Der kräftig gebaute Mitvierziger mit den kurz geschorenen Haaren macht sich keine Illusionen. Er weiß: Der härteste Teil der Arbeit mit den IS-Rückkehrern steht dem jüngsten Staat Europas noch bevor: "Denken Sie an die Ideologie in deren Köpfen. Es wird ein herausfordernder Prozess, mit all diesen Menschen umzugehen."
Das Kalifat im Kopf
Deutlich wird das bei der Begegnung mit Vlora. Wie die anderen Kosovo-Rückkehrer ist sie inzwischen seit einem knappen halben Jahr wieder zu Hause. Vlora ist nicht ihr richtiger Name. Den darf niemand erfahren. Wie alle anderen Rückkehrerinnen wird Vlora überwacht und steht auf dem Hof ihrer Eltern in einem kleinen kosovarischen Bauerndorf unter Hausarrest. Sie sitzt im Schatten eines Eichenbaums. Hähne krähen, eine Katze streift umher, Sonnenblumen wiegen sich im Wind. Die Szene wirkt idyllisch. Aber die zerbrochenen Fensterscheiben ihres Elternhauses zeugen von Armut.

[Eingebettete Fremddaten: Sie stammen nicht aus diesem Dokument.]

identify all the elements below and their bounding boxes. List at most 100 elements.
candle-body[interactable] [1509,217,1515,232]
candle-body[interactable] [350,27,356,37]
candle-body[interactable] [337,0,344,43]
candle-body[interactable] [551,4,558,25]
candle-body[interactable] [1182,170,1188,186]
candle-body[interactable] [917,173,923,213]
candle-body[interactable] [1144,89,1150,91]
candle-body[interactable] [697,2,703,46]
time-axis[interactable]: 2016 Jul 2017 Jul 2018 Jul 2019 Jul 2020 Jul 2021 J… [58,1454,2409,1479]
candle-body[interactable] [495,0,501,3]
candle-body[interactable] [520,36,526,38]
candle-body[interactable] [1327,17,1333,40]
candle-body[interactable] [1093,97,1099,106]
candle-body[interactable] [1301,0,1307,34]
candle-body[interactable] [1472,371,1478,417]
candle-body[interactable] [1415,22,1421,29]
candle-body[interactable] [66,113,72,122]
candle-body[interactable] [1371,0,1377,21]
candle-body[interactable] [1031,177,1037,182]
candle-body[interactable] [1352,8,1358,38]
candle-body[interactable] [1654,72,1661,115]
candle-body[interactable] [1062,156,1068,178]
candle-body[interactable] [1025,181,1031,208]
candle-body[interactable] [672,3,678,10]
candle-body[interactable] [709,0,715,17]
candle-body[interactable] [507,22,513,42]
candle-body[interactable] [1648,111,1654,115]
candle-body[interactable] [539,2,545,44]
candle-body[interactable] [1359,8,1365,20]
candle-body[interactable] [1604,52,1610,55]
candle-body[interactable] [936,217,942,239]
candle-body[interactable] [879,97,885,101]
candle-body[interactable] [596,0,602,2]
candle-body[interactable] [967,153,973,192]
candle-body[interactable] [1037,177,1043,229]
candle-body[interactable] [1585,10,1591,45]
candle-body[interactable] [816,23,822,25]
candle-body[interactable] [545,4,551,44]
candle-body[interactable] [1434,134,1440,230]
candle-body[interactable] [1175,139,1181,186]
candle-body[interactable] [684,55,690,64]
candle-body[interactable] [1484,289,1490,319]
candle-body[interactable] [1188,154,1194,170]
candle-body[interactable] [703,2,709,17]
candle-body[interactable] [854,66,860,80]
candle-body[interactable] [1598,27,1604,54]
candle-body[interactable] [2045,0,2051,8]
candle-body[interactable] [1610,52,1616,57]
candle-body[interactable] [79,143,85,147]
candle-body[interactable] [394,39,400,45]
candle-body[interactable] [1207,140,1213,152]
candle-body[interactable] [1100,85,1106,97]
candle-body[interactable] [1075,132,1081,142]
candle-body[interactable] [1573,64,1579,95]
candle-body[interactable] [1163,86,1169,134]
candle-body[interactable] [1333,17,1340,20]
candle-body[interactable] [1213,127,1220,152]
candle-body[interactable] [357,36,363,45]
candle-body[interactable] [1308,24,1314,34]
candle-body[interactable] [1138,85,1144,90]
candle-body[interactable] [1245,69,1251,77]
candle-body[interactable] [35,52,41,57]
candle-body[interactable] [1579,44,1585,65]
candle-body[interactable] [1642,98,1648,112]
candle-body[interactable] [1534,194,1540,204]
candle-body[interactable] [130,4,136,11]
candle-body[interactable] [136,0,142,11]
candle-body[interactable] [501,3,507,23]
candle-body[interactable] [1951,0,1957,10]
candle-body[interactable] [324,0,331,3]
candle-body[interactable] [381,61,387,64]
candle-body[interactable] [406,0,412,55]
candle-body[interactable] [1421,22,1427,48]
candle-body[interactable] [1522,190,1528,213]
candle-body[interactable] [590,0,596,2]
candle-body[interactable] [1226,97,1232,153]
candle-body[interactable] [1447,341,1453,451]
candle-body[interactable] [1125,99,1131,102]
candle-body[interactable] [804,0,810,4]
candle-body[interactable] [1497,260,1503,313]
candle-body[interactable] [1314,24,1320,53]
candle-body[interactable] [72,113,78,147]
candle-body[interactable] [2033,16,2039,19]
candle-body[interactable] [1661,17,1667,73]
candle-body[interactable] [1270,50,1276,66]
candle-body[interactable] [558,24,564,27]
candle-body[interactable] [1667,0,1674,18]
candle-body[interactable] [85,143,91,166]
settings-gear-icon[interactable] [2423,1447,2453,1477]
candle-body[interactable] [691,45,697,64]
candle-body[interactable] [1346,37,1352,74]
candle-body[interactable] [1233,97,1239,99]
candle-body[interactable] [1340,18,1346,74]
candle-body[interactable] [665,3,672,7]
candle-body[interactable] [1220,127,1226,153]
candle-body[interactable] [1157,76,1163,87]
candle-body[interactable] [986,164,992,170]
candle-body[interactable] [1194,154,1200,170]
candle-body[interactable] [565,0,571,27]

Die anderen Frauen der Familie tragen luftige, bunte Röcke. Vlora nicht. Von ihr sieht man nur einen schmalen Augenschlitz. Der Rest der schlanken 22-Jährigen verschwindet unter einem schwarzen Vollschleier, der sie von Kopf bis Fuß verhüllt. Während des Gesprächs knetet sie unablässig ihre Hände.
Fünf Jahre hat Vlora im Terrorkalifat des sogenannten Islamischen Staats gelebt. Ihren Vollschleier, den Niqab, will sie auch zu Hause nicht ablegen. Religion spiele noch immer eine große Rolle in ihrem Leben, sagt sie, während ihr zweijähriges Kind mit viel zu großen Schuhen im Garten herumstapft. Die Familie bittet die DW, das Geschlecht des Kindes geheim zu halten, damit keine Rückschlüsse möglich sind.
Vlora und ihre drei Ehemänner
Seinen Vater wird das Kleine nie kennenlernen. "Ich war in der Nähe, als er umkam", erzählt Vlora. "Wir waren kurz vorher zusammen. Dann ging er raus und wurde von einer Rakete getroffen." Er war der zweite der drei IS-Kämpfer, die Vlora in ihrem jungen Leben geheiratet hat.
Für die Terrormiliz gestorben ist auch der Kosovare, mit dem sie als Siebzehnjährige ins IS-Gebiet gezogen war. Damals hatte Vlora ihrem Vater vorgelogen, sie wolle Urlaub in der Türkei machen. Ihr dritter Mann lebt noch und wird von kurdischen Behörden weiter in einem nordsyrischen Lager festgehalten. Er stammt vom Balkan, aber nicht aus dem Kosovo. Über ihn reden will Vlora nicht.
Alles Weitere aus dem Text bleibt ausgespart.